The poster with a logo of Tokyo Olympic Games 2020 is removed from the wall by a worker during an event staged for photographers at the Tokyo Metropolitan Government building in Tokyo Tuesday, Sept. 1, 2015
Eugene Hoshiko—AP
By Mark Rivett-Carnac
September 2, 2015

The 2020 Tokyo Olympic logo was meant to represent unity. Instead, it was officially withdrawn on Tuesday after allegations of plagiarism against the designer, Kenjiro Sano.

Sano maintains his design came from original work and that he only pulled the logo because it did not have public support, the Japan Times reports.

It has also been alleged that Sano used work from other artists without permission during his Olympic logo presentations.

“I swear my design did not involve copies or plagiarism,” Sano, 43, said in a statement published on his website, in a translation provided by the newspaper. “Any attempt of suspected copying or plagiarism should never be permitted.”

“I made the decision (to retract the logo) after judging that it is difficult to let this situation continue, to protect my family and staff from persistent attacks and bashing over the ruckus,” Sano said . “I feel the situation has become unbearable as a human being.”
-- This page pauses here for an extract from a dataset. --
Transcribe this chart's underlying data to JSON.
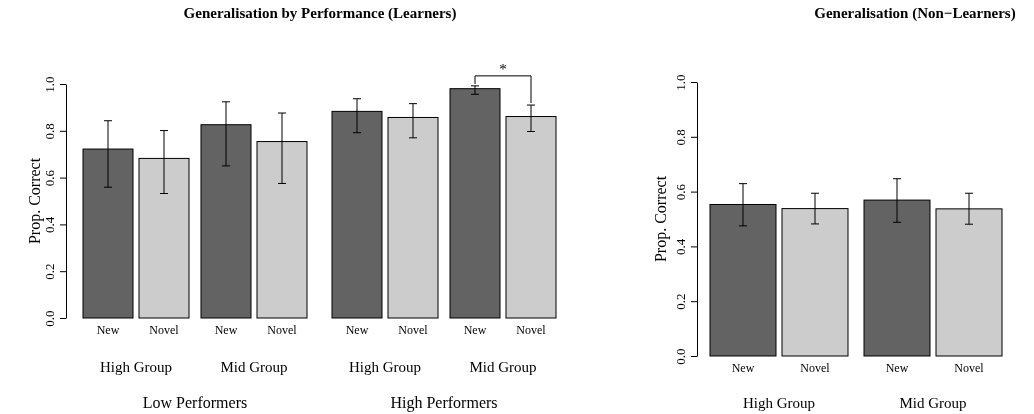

He also said the privacy of his family was infringed after their pictures appeared online.

The retracted logo, which features a bold letter ‘T’ and a red circle, bares striking similarity to graphic designer Olivier Debie’s emblem for the Théâtre de Liège in Belgium.

Since pulling the artwork, Sano has apologized to some parties, but not for his work on the logo. He will not receive the ¥1 million ($8,320) prize for winning the design competition, the Times says.